Interviste credibili # 3 – Luca Gemma

Gianni: Ciao Luca, partiamo con tre domande di servizio: Fossi nato a Londra, Seattle ma anche solo in un paesino del Tennessee ora saresti ricco?
Luca: Aprendo Luca’s Pizza House, forse sì….!

Gianni: Com’è cambiata Milano negli ultimi vent’anni?
Luca: Non è mica uno scherzo fidanzarsi per vent’anni con Bossi e Berlusconi.

Gianni: Tutti quelli che dicono, continuamente: “Ah, sai, io ascolto solo i RadioHead” lo fanno davvero, secondo te? O lo dicono perché fa fare bella figura nelle interviste?
Luca: Se bastasse ascoltare i Radiohead per fare bella figura nelle interviste, avremmo un mondo di geni musicali, ma non è così. Io comunque ascolto e cito un sacco di altra roba ma anche questo non basta per fare bella figura.

Gianni: Parliamo di “Supernaturale” il tuo ultimo album, il titolo dice già molto sulla volontà che il disco risultasse (comè poi è stato) spontaneo, hai detto più volte che è stato scritto e registrato quasi tutto di notte a casa tua, un’esigenza o è capitato?
Luca: Per gran parte all’alba in realtà, ed è stato inizialmente un caso, poi una piacevole consuetudine. Poi sono tornato a dormire.

Gianni: Dimmi dell’alba, della luce, di quei momenti in cui il buio sembra più scuro prima di lasciarle posto
Luca: Mi piace perché è un momento di passaggio e soprattutto perché ha in sé l’energia di qualsiasi cosa si trovi allo stato nascente. Tutto deve ancora accadere. Poi magari non accade niente di bello ma quelli sono “cazzi” del giorno, mica dell’alba.

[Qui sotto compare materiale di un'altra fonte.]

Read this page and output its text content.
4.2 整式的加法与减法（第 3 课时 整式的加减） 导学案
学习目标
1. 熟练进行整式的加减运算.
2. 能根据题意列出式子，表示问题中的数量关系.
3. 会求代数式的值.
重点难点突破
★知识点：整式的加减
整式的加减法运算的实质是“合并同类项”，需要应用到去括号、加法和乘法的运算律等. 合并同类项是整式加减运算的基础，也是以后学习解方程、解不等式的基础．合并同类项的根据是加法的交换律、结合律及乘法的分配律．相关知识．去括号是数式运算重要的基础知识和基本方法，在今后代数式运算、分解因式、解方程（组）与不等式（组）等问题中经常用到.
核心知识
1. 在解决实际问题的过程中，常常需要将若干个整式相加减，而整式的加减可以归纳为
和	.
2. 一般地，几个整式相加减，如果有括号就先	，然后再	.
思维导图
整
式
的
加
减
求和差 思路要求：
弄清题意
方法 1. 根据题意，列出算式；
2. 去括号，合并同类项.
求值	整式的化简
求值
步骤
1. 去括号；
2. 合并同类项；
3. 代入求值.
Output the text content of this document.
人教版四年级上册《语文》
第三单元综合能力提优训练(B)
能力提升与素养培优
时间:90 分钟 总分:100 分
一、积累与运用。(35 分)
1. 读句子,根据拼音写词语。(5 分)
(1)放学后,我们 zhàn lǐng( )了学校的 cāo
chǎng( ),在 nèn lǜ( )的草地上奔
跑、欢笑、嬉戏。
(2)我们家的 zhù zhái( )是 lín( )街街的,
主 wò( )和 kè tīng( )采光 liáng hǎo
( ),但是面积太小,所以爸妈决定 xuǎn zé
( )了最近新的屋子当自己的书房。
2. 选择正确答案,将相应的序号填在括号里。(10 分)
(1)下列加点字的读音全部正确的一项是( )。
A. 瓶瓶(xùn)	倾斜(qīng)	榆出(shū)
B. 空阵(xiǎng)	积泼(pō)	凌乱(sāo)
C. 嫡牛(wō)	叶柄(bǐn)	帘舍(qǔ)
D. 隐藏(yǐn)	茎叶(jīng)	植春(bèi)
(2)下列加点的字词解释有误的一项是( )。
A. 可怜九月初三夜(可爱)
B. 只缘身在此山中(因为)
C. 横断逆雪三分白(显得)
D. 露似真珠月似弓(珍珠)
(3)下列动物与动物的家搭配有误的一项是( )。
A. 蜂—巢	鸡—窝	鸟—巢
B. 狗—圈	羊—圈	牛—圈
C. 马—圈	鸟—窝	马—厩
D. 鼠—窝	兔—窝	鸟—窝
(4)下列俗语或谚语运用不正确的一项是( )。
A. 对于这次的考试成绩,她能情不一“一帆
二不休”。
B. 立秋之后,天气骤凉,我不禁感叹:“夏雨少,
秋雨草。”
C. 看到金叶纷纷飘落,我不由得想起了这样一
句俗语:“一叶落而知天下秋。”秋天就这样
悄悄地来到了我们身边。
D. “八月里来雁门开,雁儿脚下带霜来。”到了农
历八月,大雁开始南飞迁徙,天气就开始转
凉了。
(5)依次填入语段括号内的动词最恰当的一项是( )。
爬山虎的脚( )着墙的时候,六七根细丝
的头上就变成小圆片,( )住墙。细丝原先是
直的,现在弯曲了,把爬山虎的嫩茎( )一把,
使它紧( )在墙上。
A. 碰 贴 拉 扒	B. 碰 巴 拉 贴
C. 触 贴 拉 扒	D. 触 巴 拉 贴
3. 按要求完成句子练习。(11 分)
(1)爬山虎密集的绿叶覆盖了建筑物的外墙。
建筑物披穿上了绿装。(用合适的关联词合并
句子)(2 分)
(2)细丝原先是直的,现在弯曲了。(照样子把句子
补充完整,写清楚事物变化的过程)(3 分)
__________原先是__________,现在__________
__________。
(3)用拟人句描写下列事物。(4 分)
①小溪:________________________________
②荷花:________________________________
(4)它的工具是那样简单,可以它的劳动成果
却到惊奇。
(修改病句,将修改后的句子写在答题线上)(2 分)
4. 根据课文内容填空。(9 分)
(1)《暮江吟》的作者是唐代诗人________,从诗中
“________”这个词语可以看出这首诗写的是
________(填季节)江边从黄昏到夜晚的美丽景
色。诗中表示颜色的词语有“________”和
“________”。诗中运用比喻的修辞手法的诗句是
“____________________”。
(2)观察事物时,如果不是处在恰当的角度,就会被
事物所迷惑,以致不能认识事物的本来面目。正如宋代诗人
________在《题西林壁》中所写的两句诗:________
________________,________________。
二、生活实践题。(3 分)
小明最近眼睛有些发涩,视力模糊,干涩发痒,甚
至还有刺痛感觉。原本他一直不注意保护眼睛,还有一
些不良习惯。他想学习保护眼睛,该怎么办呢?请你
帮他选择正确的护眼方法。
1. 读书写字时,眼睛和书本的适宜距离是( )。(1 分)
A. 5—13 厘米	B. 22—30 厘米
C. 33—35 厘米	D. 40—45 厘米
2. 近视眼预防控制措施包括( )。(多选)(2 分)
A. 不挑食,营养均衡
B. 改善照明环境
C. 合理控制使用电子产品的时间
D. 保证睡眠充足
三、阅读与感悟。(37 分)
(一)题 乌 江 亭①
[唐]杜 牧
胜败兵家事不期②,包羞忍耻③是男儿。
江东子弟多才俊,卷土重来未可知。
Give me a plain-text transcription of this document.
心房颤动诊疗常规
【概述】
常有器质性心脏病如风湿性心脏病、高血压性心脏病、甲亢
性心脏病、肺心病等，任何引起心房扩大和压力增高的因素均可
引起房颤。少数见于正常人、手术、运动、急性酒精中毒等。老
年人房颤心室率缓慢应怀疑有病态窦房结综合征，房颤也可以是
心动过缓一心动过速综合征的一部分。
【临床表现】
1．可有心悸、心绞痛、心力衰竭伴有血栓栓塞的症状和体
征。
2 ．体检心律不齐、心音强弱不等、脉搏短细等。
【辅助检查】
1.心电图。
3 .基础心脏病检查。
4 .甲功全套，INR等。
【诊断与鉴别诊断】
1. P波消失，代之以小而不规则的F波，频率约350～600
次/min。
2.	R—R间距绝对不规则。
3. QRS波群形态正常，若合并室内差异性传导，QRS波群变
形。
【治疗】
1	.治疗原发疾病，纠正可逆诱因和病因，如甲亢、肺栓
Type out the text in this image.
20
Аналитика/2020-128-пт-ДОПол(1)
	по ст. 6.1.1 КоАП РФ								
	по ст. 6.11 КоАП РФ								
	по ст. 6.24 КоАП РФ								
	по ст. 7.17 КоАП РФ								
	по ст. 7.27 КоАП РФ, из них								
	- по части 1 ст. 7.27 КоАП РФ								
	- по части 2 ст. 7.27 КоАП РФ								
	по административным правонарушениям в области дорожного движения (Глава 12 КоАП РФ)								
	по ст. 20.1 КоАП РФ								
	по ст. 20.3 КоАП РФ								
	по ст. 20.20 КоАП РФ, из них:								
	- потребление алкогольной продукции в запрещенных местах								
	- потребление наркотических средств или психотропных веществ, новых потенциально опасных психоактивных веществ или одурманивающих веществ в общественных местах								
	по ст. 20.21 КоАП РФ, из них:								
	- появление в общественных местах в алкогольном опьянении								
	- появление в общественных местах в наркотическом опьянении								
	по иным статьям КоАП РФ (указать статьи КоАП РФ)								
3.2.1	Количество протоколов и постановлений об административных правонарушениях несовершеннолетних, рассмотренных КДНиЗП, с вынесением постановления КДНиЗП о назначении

Gianni: Se penso ai tuoi due ultimi album, la prima cosa che mi viene in mente è un senso di pace che ti attraversa, come se in te ci fosse un sottostrato di serenità che “passa” anche nei testi più arrabbiati. Serenità che penso si possa attribuire alla tua vita, in generale, ma anche ad essere sempre più convinto del tipo di musica che tu voglia fare è così? Ho viaggiato troppo con la fantasia?
Luca: Beh a 45 anni mi sembra di sapere sempre meglio cosa voglio e come lo voglio fare, questo sì. Ma mi resta addosso una buona fetta di inquietudine, di incazzatura e di irascibilità con cui combatto ogni giorno nella vita e nella musica. Insomma mi sento più centrato che pacificato.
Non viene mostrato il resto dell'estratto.